Like I said, I’ve done hundreds of TimmyGrips, but every once in awhile I get a rod from somebody that is absolutely irreplaceable. More recently a friend of mine, Mark, sent me his son’s rod. His son was a guide on the Green River and he’s passed away. Mark still fishes with the rod once a year to remember his son. He hands me this rod and says “I’d like you to burn my son’s image into it.” The hardest artwork in the world in my opinion is to do a person. It was intimidating because of the level of difficulty, but also because of the intrinsic and changed value of this rod and how irreplaceable it was. So that was literally like a spiritual experience for me to make that artwork on that particular rod and give it to Mark and have him feel like he was really seeing his son.
Flylords: Where do you find new ideas for your pieces?
Tim: [Finding a new idea will] surprise me when it happens. For example, I can remember when I was a really little kid and I’d only recently started fly fishing. I visited my brother at college in Utah and we fished the Provo River. I caught a 23 inch brown, and in my experience it was the biggest fish of my life at that point. I just remember its pectoral fins being enormous—just huge paddles. I just remember being struck by that and that informing my next drawing.
From then on I’ve been having these instances where I’m just struck by something on a fish that I hadn’t noticed before and representing it in my next painting. I think “that’s a truth of fish that I didn’t know until now, but because I’ve experienced it I’m going to share that same truth through my artwork with somebody else.” Those big pecs on the brown were the first inspiration that I can remember.
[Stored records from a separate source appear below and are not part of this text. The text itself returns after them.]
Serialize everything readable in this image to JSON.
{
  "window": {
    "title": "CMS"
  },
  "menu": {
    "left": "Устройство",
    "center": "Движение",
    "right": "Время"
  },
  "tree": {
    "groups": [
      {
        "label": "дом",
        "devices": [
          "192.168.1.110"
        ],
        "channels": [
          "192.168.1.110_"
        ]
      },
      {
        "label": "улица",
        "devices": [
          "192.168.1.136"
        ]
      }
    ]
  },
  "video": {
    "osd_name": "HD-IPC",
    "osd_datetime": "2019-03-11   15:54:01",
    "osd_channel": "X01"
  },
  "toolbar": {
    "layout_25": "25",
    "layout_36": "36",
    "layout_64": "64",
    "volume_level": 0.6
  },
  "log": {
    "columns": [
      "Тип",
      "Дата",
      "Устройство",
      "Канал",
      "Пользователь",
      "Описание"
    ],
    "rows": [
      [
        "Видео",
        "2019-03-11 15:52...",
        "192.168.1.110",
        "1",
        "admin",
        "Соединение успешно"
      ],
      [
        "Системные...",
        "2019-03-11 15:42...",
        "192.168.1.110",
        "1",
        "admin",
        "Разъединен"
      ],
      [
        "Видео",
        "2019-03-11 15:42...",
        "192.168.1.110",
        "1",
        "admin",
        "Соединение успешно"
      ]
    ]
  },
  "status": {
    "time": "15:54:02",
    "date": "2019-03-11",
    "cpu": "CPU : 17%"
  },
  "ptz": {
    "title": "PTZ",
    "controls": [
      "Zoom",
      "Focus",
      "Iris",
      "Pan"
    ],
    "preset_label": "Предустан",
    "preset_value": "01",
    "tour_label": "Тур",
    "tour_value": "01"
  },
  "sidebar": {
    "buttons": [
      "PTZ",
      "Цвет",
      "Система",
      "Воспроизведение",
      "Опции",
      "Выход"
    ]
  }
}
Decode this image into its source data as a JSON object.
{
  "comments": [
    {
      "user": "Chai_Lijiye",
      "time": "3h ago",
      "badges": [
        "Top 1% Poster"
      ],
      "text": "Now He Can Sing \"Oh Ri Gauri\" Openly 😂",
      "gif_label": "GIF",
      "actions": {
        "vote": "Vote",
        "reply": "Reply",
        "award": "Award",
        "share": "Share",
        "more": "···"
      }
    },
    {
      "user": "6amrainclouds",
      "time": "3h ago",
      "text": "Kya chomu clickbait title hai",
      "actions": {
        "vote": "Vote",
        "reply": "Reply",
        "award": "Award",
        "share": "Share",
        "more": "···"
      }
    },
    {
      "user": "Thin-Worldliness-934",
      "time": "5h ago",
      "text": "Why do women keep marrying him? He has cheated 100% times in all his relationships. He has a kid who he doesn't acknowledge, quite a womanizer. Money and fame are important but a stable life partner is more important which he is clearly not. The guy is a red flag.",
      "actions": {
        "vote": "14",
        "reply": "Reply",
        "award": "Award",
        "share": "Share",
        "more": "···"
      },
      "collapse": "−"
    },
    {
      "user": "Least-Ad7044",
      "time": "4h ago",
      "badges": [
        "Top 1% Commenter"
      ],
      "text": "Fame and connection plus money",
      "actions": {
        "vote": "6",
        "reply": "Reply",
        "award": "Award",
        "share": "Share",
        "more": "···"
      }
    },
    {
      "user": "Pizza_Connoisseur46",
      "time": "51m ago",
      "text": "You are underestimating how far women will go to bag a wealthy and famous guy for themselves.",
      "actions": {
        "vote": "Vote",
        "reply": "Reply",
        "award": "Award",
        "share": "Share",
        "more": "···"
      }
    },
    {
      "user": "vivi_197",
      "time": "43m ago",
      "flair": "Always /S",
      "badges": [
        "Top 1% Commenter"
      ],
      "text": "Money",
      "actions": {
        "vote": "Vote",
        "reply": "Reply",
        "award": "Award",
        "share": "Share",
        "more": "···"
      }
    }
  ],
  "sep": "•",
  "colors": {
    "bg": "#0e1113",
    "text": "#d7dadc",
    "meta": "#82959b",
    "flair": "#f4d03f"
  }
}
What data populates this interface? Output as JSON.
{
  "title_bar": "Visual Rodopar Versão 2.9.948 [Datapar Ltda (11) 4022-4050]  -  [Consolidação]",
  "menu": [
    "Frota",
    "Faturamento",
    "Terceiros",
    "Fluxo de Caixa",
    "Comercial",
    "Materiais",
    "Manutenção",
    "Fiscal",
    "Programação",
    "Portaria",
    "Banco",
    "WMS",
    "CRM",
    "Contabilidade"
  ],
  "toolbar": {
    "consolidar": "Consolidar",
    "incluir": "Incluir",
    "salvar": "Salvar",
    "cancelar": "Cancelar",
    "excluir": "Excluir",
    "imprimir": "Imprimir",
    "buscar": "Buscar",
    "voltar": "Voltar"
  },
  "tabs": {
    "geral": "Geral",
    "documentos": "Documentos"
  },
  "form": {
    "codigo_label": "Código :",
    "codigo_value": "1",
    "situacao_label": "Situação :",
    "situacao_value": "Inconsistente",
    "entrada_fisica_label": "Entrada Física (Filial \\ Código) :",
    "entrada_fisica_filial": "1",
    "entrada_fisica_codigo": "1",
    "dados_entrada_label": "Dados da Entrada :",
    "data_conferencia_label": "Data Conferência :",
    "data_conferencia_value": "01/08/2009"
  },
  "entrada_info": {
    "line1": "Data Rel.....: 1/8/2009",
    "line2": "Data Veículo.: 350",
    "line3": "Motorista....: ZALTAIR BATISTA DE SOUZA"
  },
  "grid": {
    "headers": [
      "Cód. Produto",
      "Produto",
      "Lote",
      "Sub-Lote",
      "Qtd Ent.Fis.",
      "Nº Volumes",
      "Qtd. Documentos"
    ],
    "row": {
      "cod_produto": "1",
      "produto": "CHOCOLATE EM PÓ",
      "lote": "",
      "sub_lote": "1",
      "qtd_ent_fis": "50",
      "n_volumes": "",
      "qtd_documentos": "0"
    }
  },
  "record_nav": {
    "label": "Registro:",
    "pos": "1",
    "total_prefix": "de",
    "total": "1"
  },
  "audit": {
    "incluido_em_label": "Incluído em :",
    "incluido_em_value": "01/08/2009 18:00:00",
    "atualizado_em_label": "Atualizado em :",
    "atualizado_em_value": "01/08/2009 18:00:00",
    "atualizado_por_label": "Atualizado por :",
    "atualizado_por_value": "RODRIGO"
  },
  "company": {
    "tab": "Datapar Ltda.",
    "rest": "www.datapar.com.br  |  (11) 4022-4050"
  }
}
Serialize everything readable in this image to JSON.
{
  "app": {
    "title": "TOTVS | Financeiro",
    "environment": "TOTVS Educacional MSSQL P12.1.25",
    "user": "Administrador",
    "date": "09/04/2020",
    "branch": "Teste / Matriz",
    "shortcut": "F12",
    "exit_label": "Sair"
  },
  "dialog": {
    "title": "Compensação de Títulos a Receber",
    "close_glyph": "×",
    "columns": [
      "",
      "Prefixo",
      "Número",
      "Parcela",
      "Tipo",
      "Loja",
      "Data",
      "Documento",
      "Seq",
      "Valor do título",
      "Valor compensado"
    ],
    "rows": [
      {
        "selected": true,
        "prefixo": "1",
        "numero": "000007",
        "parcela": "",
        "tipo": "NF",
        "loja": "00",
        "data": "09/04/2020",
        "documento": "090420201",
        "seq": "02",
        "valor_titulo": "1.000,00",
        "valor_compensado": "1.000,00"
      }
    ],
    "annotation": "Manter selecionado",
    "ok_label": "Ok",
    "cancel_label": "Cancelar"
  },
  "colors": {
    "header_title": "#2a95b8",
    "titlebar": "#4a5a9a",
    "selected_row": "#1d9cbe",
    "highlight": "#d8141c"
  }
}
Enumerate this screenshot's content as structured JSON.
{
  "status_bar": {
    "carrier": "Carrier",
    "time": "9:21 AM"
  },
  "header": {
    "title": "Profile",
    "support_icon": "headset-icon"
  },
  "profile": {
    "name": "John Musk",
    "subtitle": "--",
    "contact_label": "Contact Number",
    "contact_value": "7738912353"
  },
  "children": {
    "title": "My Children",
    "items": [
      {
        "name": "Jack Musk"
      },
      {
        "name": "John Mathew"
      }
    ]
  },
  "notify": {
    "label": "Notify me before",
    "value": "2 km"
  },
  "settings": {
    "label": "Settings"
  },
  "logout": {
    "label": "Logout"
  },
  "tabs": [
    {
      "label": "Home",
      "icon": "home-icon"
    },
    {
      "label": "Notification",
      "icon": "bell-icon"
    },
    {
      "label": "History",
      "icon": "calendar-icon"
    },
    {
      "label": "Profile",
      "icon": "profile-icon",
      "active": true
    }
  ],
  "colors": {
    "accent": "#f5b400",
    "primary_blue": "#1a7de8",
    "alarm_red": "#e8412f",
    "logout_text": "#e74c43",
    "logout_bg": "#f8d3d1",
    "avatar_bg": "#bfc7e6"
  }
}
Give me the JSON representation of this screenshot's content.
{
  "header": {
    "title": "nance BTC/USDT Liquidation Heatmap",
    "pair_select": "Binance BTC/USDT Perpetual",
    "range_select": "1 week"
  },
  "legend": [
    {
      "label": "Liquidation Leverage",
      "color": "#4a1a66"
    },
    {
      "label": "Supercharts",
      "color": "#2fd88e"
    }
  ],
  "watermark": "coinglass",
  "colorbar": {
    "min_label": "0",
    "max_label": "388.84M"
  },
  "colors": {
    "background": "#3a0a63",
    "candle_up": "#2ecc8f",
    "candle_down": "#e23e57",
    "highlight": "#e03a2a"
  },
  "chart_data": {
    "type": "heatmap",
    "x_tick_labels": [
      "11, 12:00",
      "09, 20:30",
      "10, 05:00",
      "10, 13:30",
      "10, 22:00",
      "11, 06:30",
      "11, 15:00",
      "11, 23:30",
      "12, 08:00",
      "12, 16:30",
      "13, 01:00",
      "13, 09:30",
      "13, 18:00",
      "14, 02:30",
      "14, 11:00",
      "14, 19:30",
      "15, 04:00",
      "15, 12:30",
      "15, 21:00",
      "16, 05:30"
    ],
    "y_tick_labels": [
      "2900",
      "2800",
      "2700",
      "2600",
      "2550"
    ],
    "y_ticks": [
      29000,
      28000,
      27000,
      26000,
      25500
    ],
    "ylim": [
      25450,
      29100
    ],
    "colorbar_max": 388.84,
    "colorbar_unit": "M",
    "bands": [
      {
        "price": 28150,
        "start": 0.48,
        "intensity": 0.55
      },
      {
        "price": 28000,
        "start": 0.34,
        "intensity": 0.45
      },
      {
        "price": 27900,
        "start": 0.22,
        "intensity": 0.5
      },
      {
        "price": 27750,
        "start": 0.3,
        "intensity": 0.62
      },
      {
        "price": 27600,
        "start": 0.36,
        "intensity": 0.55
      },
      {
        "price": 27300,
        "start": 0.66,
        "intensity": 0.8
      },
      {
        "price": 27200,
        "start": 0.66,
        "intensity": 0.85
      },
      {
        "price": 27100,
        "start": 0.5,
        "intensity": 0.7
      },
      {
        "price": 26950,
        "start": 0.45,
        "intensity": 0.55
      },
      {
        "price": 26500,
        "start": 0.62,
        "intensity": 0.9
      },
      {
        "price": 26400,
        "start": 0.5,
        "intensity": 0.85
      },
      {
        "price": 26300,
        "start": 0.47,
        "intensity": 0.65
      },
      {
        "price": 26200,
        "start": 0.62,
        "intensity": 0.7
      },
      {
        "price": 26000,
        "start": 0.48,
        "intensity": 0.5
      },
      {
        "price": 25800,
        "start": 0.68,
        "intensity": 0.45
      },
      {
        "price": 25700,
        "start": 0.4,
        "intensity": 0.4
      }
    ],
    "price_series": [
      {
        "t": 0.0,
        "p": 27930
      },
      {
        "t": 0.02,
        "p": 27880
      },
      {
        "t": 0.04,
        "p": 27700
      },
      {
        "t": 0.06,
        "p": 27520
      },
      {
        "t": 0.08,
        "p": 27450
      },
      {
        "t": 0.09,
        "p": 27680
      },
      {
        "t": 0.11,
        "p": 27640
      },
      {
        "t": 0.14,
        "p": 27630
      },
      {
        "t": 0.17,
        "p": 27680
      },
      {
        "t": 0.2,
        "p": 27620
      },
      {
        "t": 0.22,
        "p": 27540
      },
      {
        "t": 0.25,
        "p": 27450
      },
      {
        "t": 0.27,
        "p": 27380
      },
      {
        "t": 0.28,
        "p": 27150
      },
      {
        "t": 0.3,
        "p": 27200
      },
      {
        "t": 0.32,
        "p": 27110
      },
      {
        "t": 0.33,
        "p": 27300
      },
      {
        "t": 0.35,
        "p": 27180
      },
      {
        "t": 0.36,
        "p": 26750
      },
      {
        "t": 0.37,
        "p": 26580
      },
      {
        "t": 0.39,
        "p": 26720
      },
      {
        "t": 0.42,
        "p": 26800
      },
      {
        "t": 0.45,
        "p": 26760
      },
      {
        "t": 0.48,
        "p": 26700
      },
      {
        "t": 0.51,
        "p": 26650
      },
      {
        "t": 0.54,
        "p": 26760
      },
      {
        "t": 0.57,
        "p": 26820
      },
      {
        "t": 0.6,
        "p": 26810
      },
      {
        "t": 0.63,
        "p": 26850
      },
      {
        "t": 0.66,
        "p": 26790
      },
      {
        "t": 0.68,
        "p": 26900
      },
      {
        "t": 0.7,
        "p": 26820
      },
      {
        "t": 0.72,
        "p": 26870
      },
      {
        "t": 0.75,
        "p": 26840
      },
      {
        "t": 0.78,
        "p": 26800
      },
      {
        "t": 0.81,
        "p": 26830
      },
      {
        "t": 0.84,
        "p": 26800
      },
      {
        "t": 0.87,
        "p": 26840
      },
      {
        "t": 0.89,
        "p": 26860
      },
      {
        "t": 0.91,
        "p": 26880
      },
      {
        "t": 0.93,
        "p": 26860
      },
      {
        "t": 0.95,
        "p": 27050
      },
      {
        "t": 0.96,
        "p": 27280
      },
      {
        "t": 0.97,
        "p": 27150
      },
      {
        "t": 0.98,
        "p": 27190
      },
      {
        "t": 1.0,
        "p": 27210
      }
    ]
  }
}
It’s the same process with fly tying: I’m looking at things, being struck by something like the translucence of a Crane Fly larva and saying “how am I going to find a way in the medium of fly tying to create this facet of this organism that I don’t see in other flies that are available?” I think 80% of artwork is teaching yourself how to see what’s actually there—being able to recognize what my eyes are actually taking in and then convert it to two or three dimensions.
Flylords: What do you find most rewarding about being an artist?
Tim: What I love about it is that I get to take these things that I think that I see and feel, and I get to show them to somebody in a way that I might fail to if I were just explaining it verbally. It’s more fulfilling for me to explain things in a way that you can see—in a way that I’ve created with my hands.
The other thing that’s rewarding about artwork is it’s a trip, man. It’s a trip to say that I can take a blank canvas, piece of paper, some pigments—things that are essentially worthless—and just by using what I have and what I know I can turn it into something that I think is great. And people prove to me that they think it’s valuable because they’ll actually give me dollars that they’ve worked for with hours of their lives and they’ll trade them with me for things that have no intrinsic value—things that I just assembled. I think there’s something ancient and human about wanting to be able to take what’s in your environment and develop it into something greater. I think that fulfills a need for us. I wish more people would get back into doing that. The message that I’m on now is just trying to get people to be more willing to do art and just let themselves be. Find ways to be creative. It makes people feel so much better.